Regardless of whether or not one has a diagnosed mental health disorder or disability or is just feeling overwhelmed and stressed, everyone needs a break now and then. There is some good news, even here in Iowa where we rank 49th of 50th in mental health care.

The University of Northern Iowa is leading a change in mental illness awareness, bringing it to a new level. The students have organized mental health week, calling it, “You matter at UNI.”?

Student government reps followed through on a campaign promise. In the wake of at least two students dying by suicide last school year.

UNI?also now has a group on campus called Active Minds, which focuses on mental health.

The campus also has a chapter of To Write Love on her Arms, a group that seeks to counter the act of cutting oneself to seek relief from emotional pain with loving messages written on the skin in Sharpie instead, with the larger goal of making help such as therapy available to people who are struggling.

Therapist Amanda Olson of A Champion State of Mind in Estherville said there were many ways everyone could maintain and improve his or her mental health.

Olson said, “To gain and/or maintain mental wellness, it is important that individuals seek an overall balance within their lives Body, Mind, Soul and Spirit.”

Olson said a lot of health comes from conventional wisdom.

“Eat healthy foods and stay hydrated, exercise on a consistent basis, get plenty of sleep while following a sleep schedule, take time for yourself either by doing something that you enjoy or find time to calm your mind through a hobby, meditation and/or exercise, engage in social activities with people who positively encourage and support you, refrain from unhealthy behaviors such as the use of drugs, tobacco and alcohol and continue to work with your medical providers by following their recommendations. Remember, that we will all have highs and lows in life, but when we find we are struggling it is important to reach out for help. We are all in this world together.”

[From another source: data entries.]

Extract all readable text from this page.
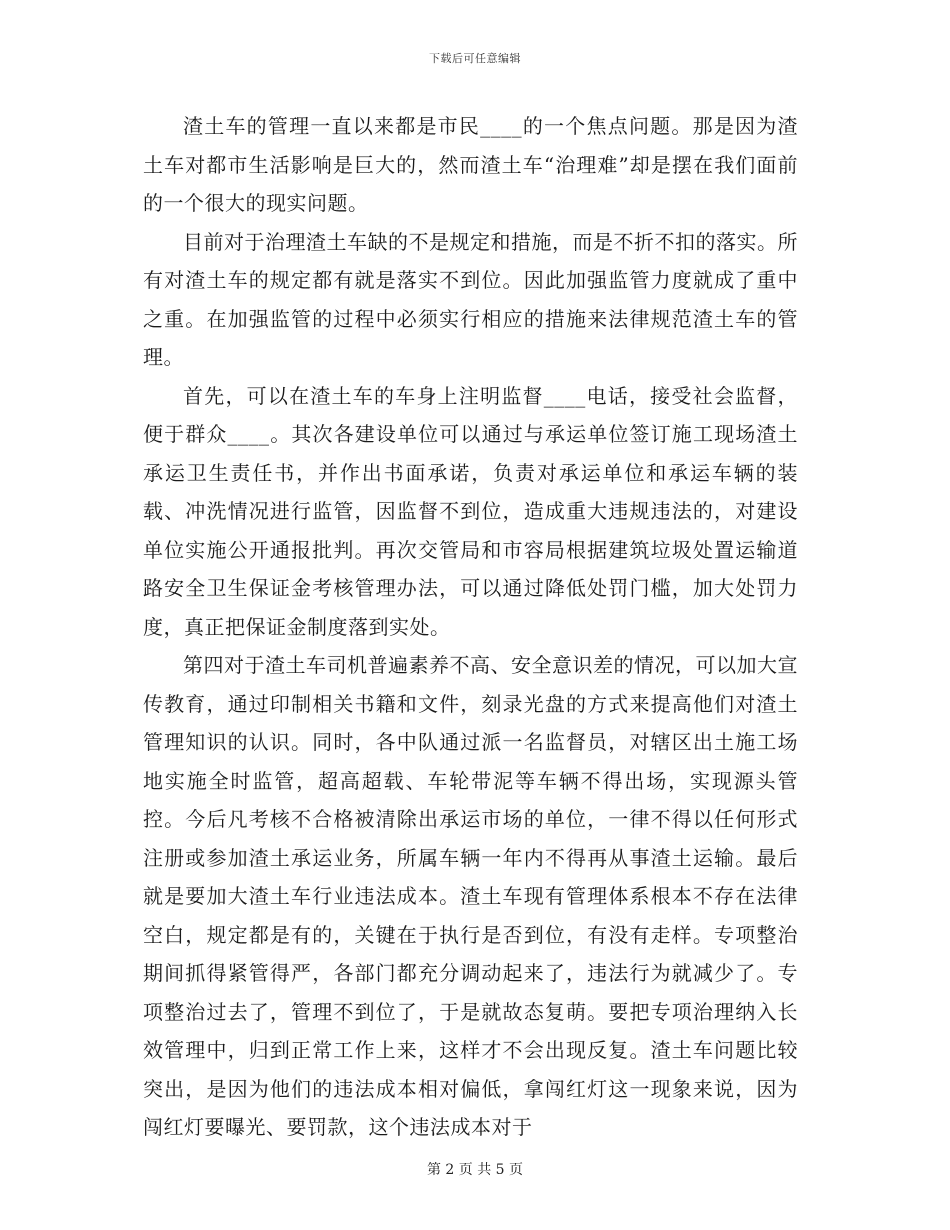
下载后可任意编辑

渣土车的管理一直以来都是市民____的一个焦点问题。那是因为渣土车对都市生活影响是巨大的，然而渣土车“治理难”却是摆在我们面前的一个很大的现实问题。

目前对于治理渣土车缺的不是规定和措施，而是不折不扣的落实。所有对渣土车的规定都有就是落实不到位。因此加强监管力度就成了重中之重。在加强监管的过程中必须实行相应的措施来法律规范渣土车的管理。

首先，可以在渣土车的车身上注明监督____电话，接受社会监督，便于群众____。其次各建设单位可以通过与承运单位签订施工现场渣土承运卫生责任书，并作出书面承诺，负责对承运单位和承运车辆的装载、冲洗情况进行监管，因监督不到位，造成重大违规违法的，对建设单位实施公开通报批判。再次交管局和市容局根据建筑垃圾处置运输道路安全卫生保证金考核管理办法，可以通过降低处罚门槛，加大处罚力度，真正把保证金制度落到实处。

第四对于渣土车司机普遍素养不高、安全意识差的情况，可以加大宣传教育，通过印制相关书籍和文件，刻录光盘的方式来提高他们对渣土管理知识的认识。同时，各中队通过派一名监督员，对辖区出土施工场地实施全时监管，超高超载、车轮带泥等车辆不得出场，实现源头管控。今后凡考核不合格被清除出承运市场的单位，一律不得以任何形式注册或参加渣土承运业务，所属车辆一年内不得再从事渣土运输。最后就是要加大渣土车行业违法成本。渣土车现有管理体系根本不存在法律空白，规定都是有的，关键在于执行是否到位，有没有走样。专项整治期间抓得紧管得严，各部门都充分调动起来了，违法行为就减少了。专项整治过去了，管理不到位了，于是就故态复萌。要把专项治理纳入长效管理中，归到正常工作上来，这样才不会出现反复。渣土车问题比较突出，是因为他们的违法成本相对偏低，拿闯红灯这一现象来说，因为闯红灯要曝光、要罚款，这个违法成本对于

第 2 页 共 5 页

It’s not shameful to seek out help to cope with whatever might be going on in one’s life.

Part of the issue with people seeking mental health care is the stigma. That has changed in recent years, but unfortunately it has taken the deaths of stars by suicide or drug overdose, and the suffering from PTSD?(post-traumatic stress disorder)?of the nation’s revered military personnel to increase acceptance of people with mental illness.

Notable people who have lived with mental illness and still accomplished extraordinary things include Abraham Lincoln, 16th president of the United States, whose depression was so severe at times, friends kept a 24 hour suicide watch.

Columnist Art Buchwald, who was a lot funnier than I am, had bipolar disorder.

The actress Catherine Zeta-Jones had a rather public battle with bipolar disorder a couple of years ago.

The number of writers, artists, actors, directors, fashion designers, and musicians with depression or bipolar disorder (formerly called manic depression)?is so long, there are probably more greats who have it than do not.

Author Amanda Green has a list of more than 300, from Winston Churchill to Vincent Van Gogh, Winona Ryder to Uma Thurman.

It’s difficult for the ones who are not a?Hollywood star, a world leader, or a famous artist, but simply try to live each day in, say, rural Iowa, wondering if it’s contained enough to wander out into the neighborhood and show their true selves to others.